Questi caratteri non sarebbero fra loro in antitesi ma al contrario parti integranti di uno stesso comportamento. A un certo punto, circa 70 mila anni fa, in Sudafrica, abbiamo inventato armi da lancio con punte molto sofisticate, ottenute riscaldando particolari tipi di pietra. Noi sapiens potemmo così uscire dall’Africa, diventando una forza inarrestabile. In poche migliaia di anni riuscimmo a dominare il pianeta, causando l’estinzione di tutte le altre specie umane e di moltissimi grandi animali del Pleistocene. Le nostre capacità distruttive, enormemente aumentate, sono da allora rivolte contro altri gruppi della nostra stessa specie.

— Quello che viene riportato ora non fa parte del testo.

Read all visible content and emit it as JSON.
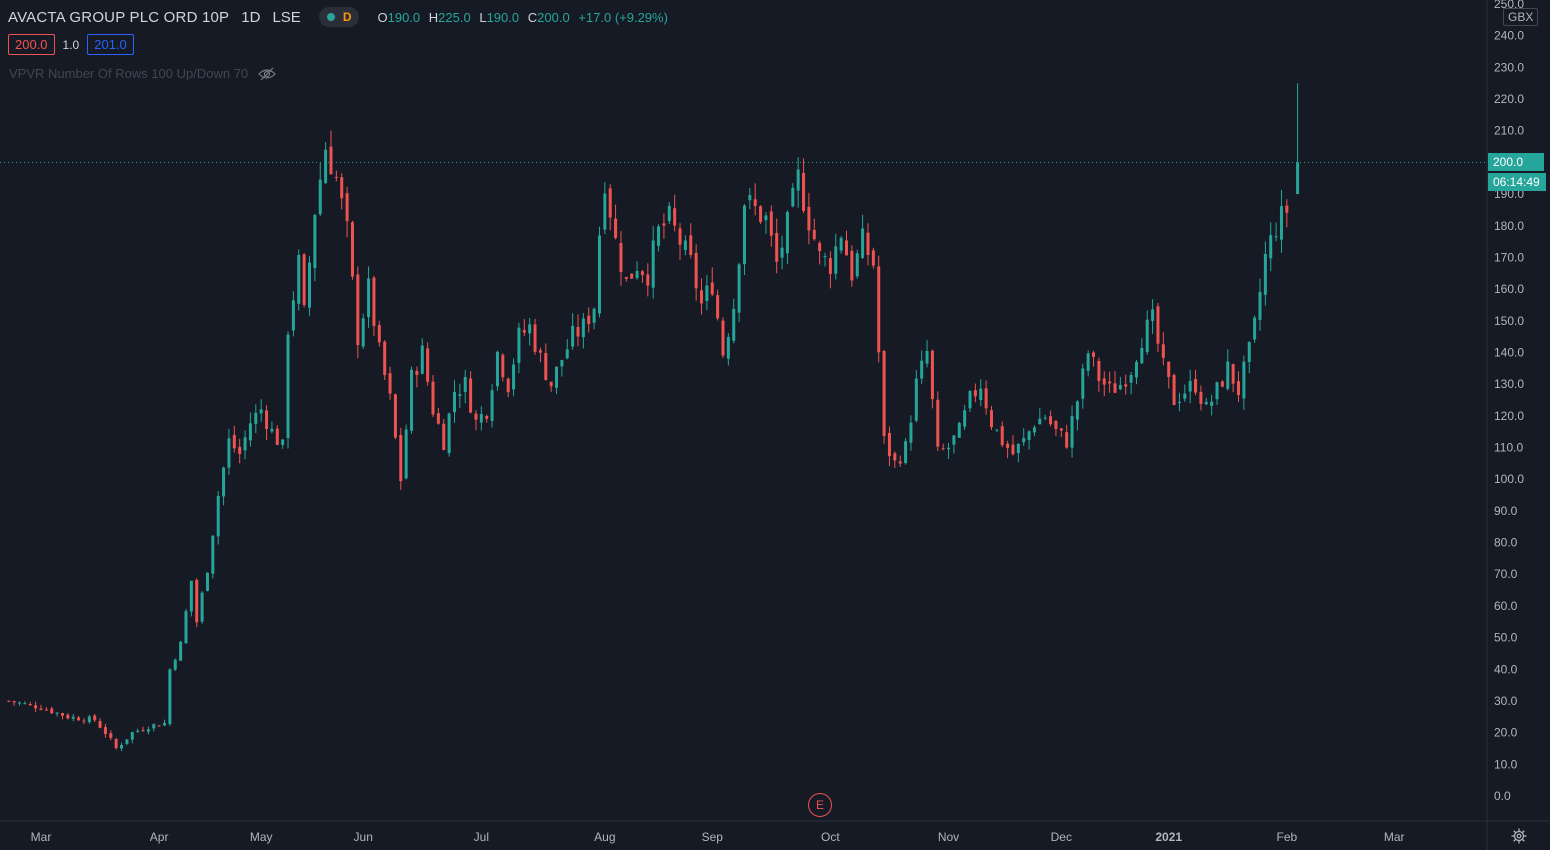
{
  "legend": {
    "symbol": "AVACTA GROUP PLC ORD 10P",
    "interval": "1D",
    "exchange": "LSE",
    "status_letter": "D",
    "o_label": "O",
    "o_value": "190.0",
    "h_label": "H",
    "h_value": "225.0",
    "l_label": "L",
    "l_value": "190.0",
    "c_label": "C",
    "c_value": "200.0",
    "change": "+17.0 (+9.29%)"
  },
  "quote": {
    "bid": "200.0",
    "spread": "1.0",
    "ask": "201.0"
  },
  "indicator": {
    "label": "VPVR Number Of Rows 100 Up/Down 70"
  },
  "price_axis": {
    "currency": "GBX",
    "last_price": "200.0",
    "countdown": "06:14:49"
  },
  "earnings_marker": "E",
  "colors": {
    "background": "#161a25",
    "up": "#26a69a",
    "down": "#ef5350",
    "text": "#b2b5be"
  },
  "chart_data": {
    "type": "candlestick",
    "title": "AVACTA GROUP PLC ORD 10P",
    "ylim": [
      0,
      250
    ],
    "y_ticks": [
      "0.0",
      "10.0",
      "20.0",
      "30.0",
      "40.0",
      "50.0",
      "60.0",
      "70.0",
      "80.0",
      "90.0",
      "100.0",
      "110.0",
      "120.0",
      "130.0",
      "140.0",
      "150.0",
      "160.0",
      "170.0",
      "180.0",
      "190.0",
      "200.0",
      "210.0",
      "220.0",
      "230.0",
      "240.0",
      "250.0"
    ],
    "x_ticks": [
      {
        "label": "Mar",
        "day": 0,
        "bold": false
      },
      {
        "label": "Apr",
        "day": 22,
        "bold": false
      },
      {
        "label": "May",
        "day": 41,
        "bold": false
      },
      {
        "label": "Jun",
        "day": 60,
        "bold": false
      },
      {
        "label": "Jul",
        "day": 82,
        "bold": false
      },
      {
        "label": "Aug",
        "day": 105,
        "bold": false
      },
      {
        "label": "Sep",
        "day": 125,
        "bold": false
      },
      {
        "label": "Oct",
        "day": 147,
        "bold": false
      },
      {
        "label": "Nov",
        "day": 169,
        "bold": false
      },
      {
        "label": "Dec",
        "day": 190,
        "bold": false
      },
      {
        "label": "2021",
        "day": 210,
        "bold": true
      },
      {
        "label": "Feb",
        "day": 232,
        "bold": false
      },
      {
        "label": "Mar",
        "day": 252,
        "bold": false
      }
    ],
    "last_price_line": 200,
    "close_anchors": [
      [
        -6,
        30
      ],
      [
        0,
        28
      ],
      [
        5,
        25
      ],
      [
        10,
        24
      ],
      [
        12,
        20
      ],
      [
        14,
        15
      ],
      [
        17,
        20
      ],
      [
        20,
        22
      ],
      [
        23,
        23
      ],
      [
        24,
        40
      ],
      [
        26,
        48
      ],
      [
        28,
        68
      ],
      [
        29,
        55
      ],
      [
        31,
        72
      ],
      [
        33,
        95
      ],
      [
        35,
        112
      ],
      [
        37,
        108
      ],
      [
        39,
        118
      ],
      [
        41,
        122
      ],
      [
        43,
        115
      ],
      [
        45,
        110
      ],
      [
        46,
        148
      ],
      [
        48,
        168
      ],
      [
        49,
        152
      ],
      [
        51,
        185
      ],
      [
        53,
        205
      ],
      [
        55,
        195
      ],
      [
        57,
        178
      ],
      [
        59,
        145
      ],
      [
        61,
        160
      ],
      [
        63,
        140
      ],
      [
        65,
        125
      ],
      [
        67,
        100
      ],
      [
        69,
        132
      ],
      [
        71,
        140
      ],
      [
        73,
        122
      ],
      [
        75,
        112
      ],
      [
        77,
        128
      ],
      [
        79,
        130
      ],
      [
        81,
        118
      ],
      [
        83,
        122
      ],
      [
        85,
        140
      ],
      [
        87,
        130
      ],
      [
        89,
        145
      ],
      [
        91,
        148
      ],
      [
        93,
        138
      ],
      [
        95,
        130
      ],
      [
        97,
        138
      ],
      [
        99,
        145
      ],
      [
        101,
        148
      ],
      [
        103,
        155
      ],
      [
        104,
        178
      ],
      [
        105,
        195
      ],
      [
        107,
        175
      ],
      [
        109,
        162
      ],
      [
        111,
        168
      ],
      [
        113,
        165
      ],
      [
        115,
        178
      ],
      [
        117,
        182
      ],
      [
        119,
        175
      ],
      [
        121,
        168
      ],
      [
        123,
        155
      ],
      [
        125,
        162
      ],
      [
        127,
        140
      ],
      [
        129,
        155
      ],
      [
        131,
        188
      ],
      [
        133,
        185
      ],
      [
        135,
        182
      ],
      [
        137,
        168
      ],
      [
        139,
        180
      ],
      [
        141,
        195
      ],
      [
        143,
        182
      ],
      [
        145,
        170
      ],
      [
        147,
        168
      ],
      [
        149,
        178
      ],
      [
        151,
        165
      ],
      [
        153,
        175
      ],
      [
        155,
        168
      ],
      [
        157,
        112
      ],
      [
        159,
        105
      ],
      [
        161,
        110
      ],
      [
        163,
        130
      ],
      [
        165,
        140
      ],
      [
        167,
        108
      ],
      [
        169,
        110
      ],
      [
        171,
        115
      ],
      [
        173,
        125
      ],
      [
        175,
        130
      ],
      [
        177,
        118
      ],
      [
        179,
        112
      ],
      [
        181,
        108
      ],
      [
        183,
        112
      ],
      [
        185,
        118
      ],
      [
        187,
        120
      ],
      [
        189,
        115
      ],
      [
        191,
        112
      ],
      [
        193,
        125
      ],
      [
        195,
        140
      ],
      [
        197,
        132
      ],
      [
        199,
        128
      ],
      [
        201,
        130
      ],
      [
        203,
        135
      ],
      [
        205,
        145
      ],
      [
        207,
        150
      ],
      [
        209,
        135
      ],
      [
        211,
        125
      ],
      [
        213,
        128
      ],
      [
        215,
        130
      ],
      [
        217,
        122
      ],
      [
        219,
        128
      ],
      [
        221,
        135
      ],
      [
        223,
        128
      ],
      [
        225,
        140
      ],
      [
        226,
        148
      ],
      [
        228,
        170
      ],
      [
        230,
        180
      ],
      [
        232,
        185
      ],
      [
        233,
        200
      ]
    ]
  }
}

Se quanto detto sopra fosse confermato, questa distinzione fra noi e loro farebbe quindi parte non solo delle nostre diverse culture, come sempre si dice, ma anche del nostro patrimonio genetico. Ovviamente, durante gli ultimi 10 mila anni, le aree da difendere o da conquistare sono proliferate: non solo le risorse alimentari ma anche la ricchezza già accumulata, e distribuita male, l’oro nero (il petrolio), l’oro blu (l’acqua), i mercati, le tecnologie, i diritti dei cittadini, lo stile di vita. Basterà conoscere la nostra natura più profonda per saperla imbrigliare? E impedire che questa distinzione fra «noi» e «loro», inizialmente utile per la sopravvivenza, ci porti all’autodistruzione? Se veramente la guerra facesse parte del nostro patrimonio genetico, non basterebbe invocare una «rivoluzione culturale», per salvarci; avremmo bisogno di una provvidenziale «mutazione».